The rescuers found the baby in the afternoon, more than 10 hours after the earthquake struck.

A female neighbour cut the cord, and she and others rushed with the baby to a children’s hospital in the nearby town of Afrin, where she has been kept in an incubator, said the physician treating her, Dr Hani Maarouf.

The baby’s body temperature had fallen and she had bruises, including a large one on her back, but she is in stable condition, he said.

Dr Maarouf said he believed the baby had been born about three hours before being found, given how far her temperature had dropped.

earthquake-aftermath-in-syria A newborn girl who was rescued from underneath a destroyed house lies on a scale as part of her medical check-up at a children's hospital in the Syrian town of Afrin.

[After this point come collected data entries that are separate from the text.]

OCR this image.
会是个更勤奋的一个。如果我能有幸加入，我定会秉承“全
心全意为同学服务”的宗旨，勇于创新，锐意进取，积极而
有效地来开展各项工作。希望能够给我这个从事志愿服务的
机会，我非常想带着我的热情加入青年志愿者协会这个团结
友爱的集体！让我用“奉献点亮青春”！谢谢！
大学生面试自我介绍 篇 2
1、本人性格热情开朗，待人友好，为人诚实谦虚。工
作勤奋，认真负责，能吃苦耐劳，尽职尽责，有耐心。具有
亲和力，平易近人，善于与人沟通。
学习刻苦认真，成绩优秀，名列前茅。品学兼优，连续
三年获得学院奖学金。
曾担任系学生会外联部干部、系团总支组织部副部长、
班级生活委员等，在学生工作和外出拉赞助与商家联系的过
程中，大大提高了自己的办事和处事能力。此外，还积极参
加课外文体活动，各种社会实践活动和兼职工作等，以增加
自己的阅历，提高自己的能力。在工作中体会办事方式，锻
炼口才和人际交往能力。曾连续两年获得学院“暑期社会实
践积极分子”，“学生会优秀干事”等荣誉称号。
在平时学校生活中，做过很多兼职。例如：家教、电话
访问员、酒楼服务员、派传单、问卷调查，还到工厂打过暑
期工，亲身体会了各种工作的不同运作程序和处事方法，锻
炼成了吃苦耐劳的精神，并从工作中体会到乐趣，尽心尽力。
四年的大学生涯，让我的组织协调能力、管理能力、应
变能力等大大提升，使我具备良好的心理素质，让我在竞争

DPA / PA Images DPA / PA Images / PA Images

The infant faces a difficult future as the sole survivor among her immediate family. The rest were buried together in a mass grave on yesterday.

Monday’s pre-dawn 7.8 magnitude earthquake, followed by multiple aftershocks, caused widespread destruction across southern Turkey and northern Syria.

Jinderis, located in the rebel-held enclave of northwest Syria, was hard hit in the quake, with multiple buildings destroyed.

The town saw another dramatic rescue on Monday evening, when a toddler was pulled alive from the wreckage of a collapsed building.

Video from the White Helmets, the emergency service in the region, shows a rescuer digging through crushed concrete amid twisted metal until the little girl, named Nour, appeared.

The Turkey-Syria border is one of the world’s most active earthquake zones.

Monday’s earthquake was the largest Turkey has seen since 1939, when 33,000 people died in the eastern Erzincan province.